The program linked below generates an array of random uint8s and then repeatedly runs a function that finds the second highest value in the array of random uint8s. The logic inside the inner loop is simple, it keeps track of the highest value and the second highest value using an if-else condition.
The problem is that the code generated by the compiler using the naive implementation (shown in max2_slow() in the example) runs slow -- 810 ms for the test. Adding a continue statement in the final else block generates better code that runs the test in 540 milliseconds.
Just for reference, the same logic in C runs much faster (490ms without loop unrolling, 350 with unrolling), but the C compiler seems to make use of conditional move instructions, which neither Golang nor V8 seem able to generate.
This one is a bit tricky. Sort of the luck of the draw, the val > max1 path is processed first during register allocation. Because of the way regalloc works, the reg-reg moves from that branch end up at the end of the loop. The other paths through the loop then have to issue countervailing moves to pre-undo what those moves do. By using "continue", you avoid that merge point and the need to do/undo the moves on every iteration.

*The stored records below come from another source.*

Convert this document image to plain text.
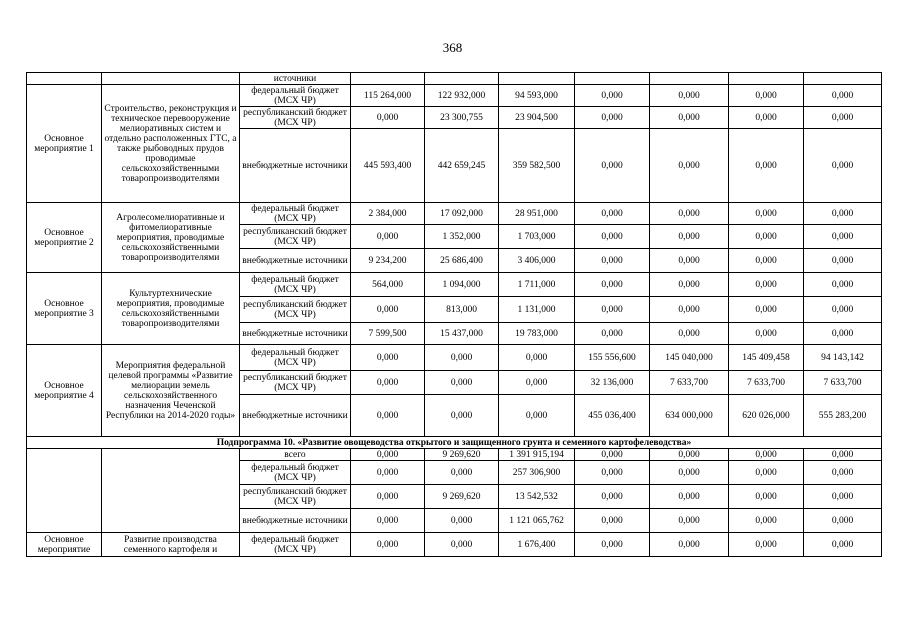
368
		источники							
Основное мероприятие 1	Строительство, реконструкция и техническое перевооружение мелиоративных систем и отдельно расположенных ГТС, а также рыбоводных прудов проводимые сельскохозяйственными товаропроизводителями	федеральный бюджет (МСХ ЧР)	115 264,000	122 932,000	94 593,000	0,000	0,000	0,000	0,000
		республиканский бюджет (МСХ ЧР)	0,000	23 300,755	23 904,500	0,000	0,000	0,000	0,000
		внебюджетные источники	445 593,400	442 659,245	359 582,500	0,000	0,000	0,000	0,000
Основное мероприятие 2	Агролесомелиоративные и фитомелиоративные мероприятия, проводимые сельскохозяйственными товаропроизводителями	федеральный бюджет (МСХ ЧР)	2 384,000	17 092,000	28 951,000	0,000	0,000	0,000	0,000
		республиканский бюджет (МСХ ЧР)	0,000	1 352,000	1 703,000	0,000	0,000	0,000	0,000
		внебюджетные источники	9 234,200	25 686,400	3 406,000	0,000	0,000	0,000	0,000
Основное мероприятие 3	Культуртехнические мероприятия, проводимые сельскохозяйственными товаропроизводителями	федеральный бюджет (МСХ ЧР)	564,000	1 094,000	1 711,000	0,000	0,000	0,000	0,000
		республиканский бюджет (МСХ ЧР)	0,000	813,000	1 131,000	0,000	0,000	0,000	0,000
		внебюджетные источники	7 599,500	15 437,000	19 783,000	0,000	0,000	0,000	0,000
Основное мероприятие 4	Мероприятия федеральной целевой программы «Развитие мелиорации земель сельскохозяйственного назначения Чеченской Республики на 2014-2020 годы»	федеральный бюджет (МСХ ЧР)	0,000	0,000	0,000	155 556,600	145 040,000	145 409,458	94 143,142
		республиканский бюджет (МСХ ЧР)	0,000	0,000	0,000	32 136,000	7 633,700	7 633,700	7 633,700
		внебюджетные источники	0,000	0,000	0,000	455 036,400	634 000,000	620 026,000	555 283,200
Подпрограмма 10. «Развитие овощеводства открытого и защищенного грунта и семенного картофелеводства»									
		всего	0,000	9 269,620	1 391 915,194	0,000	0,000	0,000	0,000
		федеральный бюджет (МСХ ЧР)	0,000	0,000	257 306,900	0,000	0,000	0,000	0,000
		республиканский бюджет (МСХ ЧР)	0,000	9 269,620	13 542,532	0,000	0,000	0,000	0,000
		внебюджетные источники	0,000	0,000	1 121 065,762	0,000	0,000	0,000	0,000
Основное мероприятие	Развитие производства семенного картофеля и	федеральный бюджет (МСХ ЧР)	0,000	0,000	1 676,400	0,000	0,000	0,000	0,000
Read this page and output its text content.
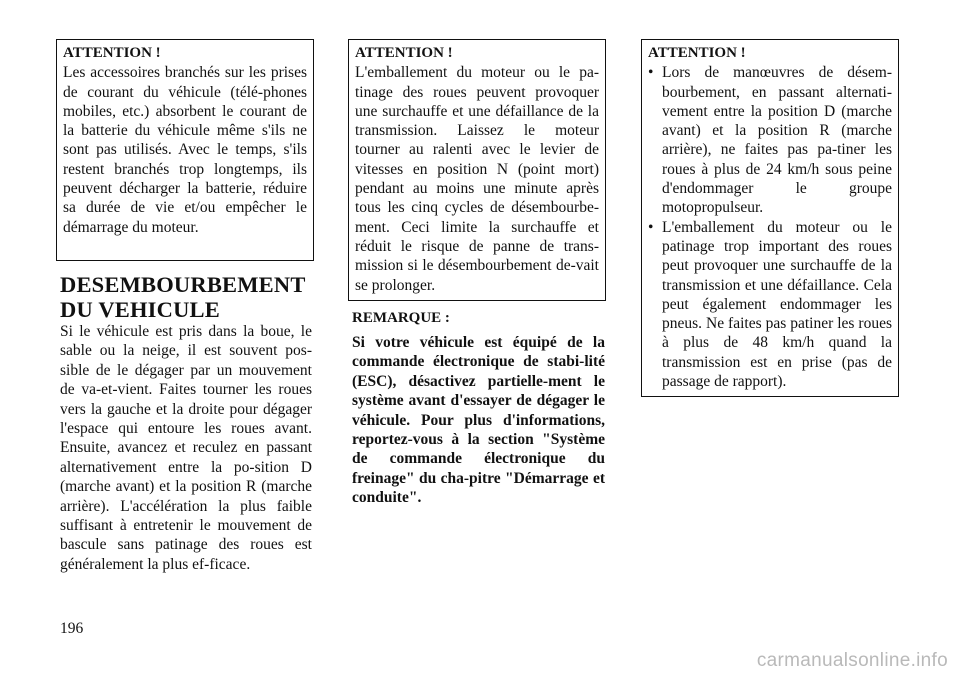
ATTENTION !

Les accessoires branchés sur les prises de courant du véhicule (télé-phones mobiles, etc.) absorbent le courant de la batterie du véhicule même s'ils ne sont pas utilisés. Avec le temps, s'ils restent branchés trop longtemps, ils peuvent décharger la batterie, réduire sa durée de vie et/ou empêcher le démarrage du moteur.

DESEMBOURBEMENT
DU VEHICULE

Si le véhicule est pris dans la boue, le sable ou la neige, il est souvent pos-sible de le dégager par un mouvement de va-et-vient. Faites tourner les roues vers la gauche et la droite pour dégager l'espace qui entoure les roues avant. Ensuite, avancez et reculez en passant alternativement entre la po-sition D (marche avant) et la position R (marche arrière). L'accélération la plus faible suffisant à entretenir le mouvement de bascule sans patinage des roues est généralement la plus ef-ficace.

ATTENTION !

L'emballement du moteur ou le pa-tinage des roues peuvent provoquer une surchauffe et une défaillance de la transmission. Laissez le moteur tourner au ralenti avec le levier de vitesses en position N (point mort) pendant au moins une minute après tous les cinq cycles de désembourbe-ment. Ceci limite la surchauffe et réduit le risque de panne de trans-mission si le désembourbement de-vait se prolonger.

REMARQUE :

Si votre véhicule est équipé de la commande électronique de stabi-lité (ESC), désactivez partielle-ment le système avant d'essayer de dégager le véhicule. Pour plus d'informations, reportez-vous à la section "Système de commande électronique du freinage" du cha-pitre "Démarrage et conduite".

ATTENTION !
• Lors de manœuvres de désem-bourbement, en passant alternati-vement entre la position D (marche avant) et la position R (marche arrière), ne faites pas pa-tiner les roues à plus de 24 km/h sous peine d'endommager le groupe motopropulseur.
• L'emballement du moteur ou le patinage trop important des roues peut provoquer une surchauffe de la transmission et une défaillance. Cela peut également endommager les pneus. Ne faites pas patiner les roues à plus de 48 km/h quand la transmission est en prise (pas de passage de rapport).

196

carmanualsonline.info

At least, I think that is what is going on.
I don't see any easy fix for this. If we knew that both ifs were unlikely, the layout pass would fix it for us. FDO would help with that. Without FDO, I don't see any easy way to know. The register allocator is correctly optimizing for the case that the first if is likely taken.
Maybe there's a way to detect that we would need undo register moves, and lay things out a bit differently as a result. Not sure.
In any case, it is unlikely that this will be fixed for 1.14. Moving to unplanned.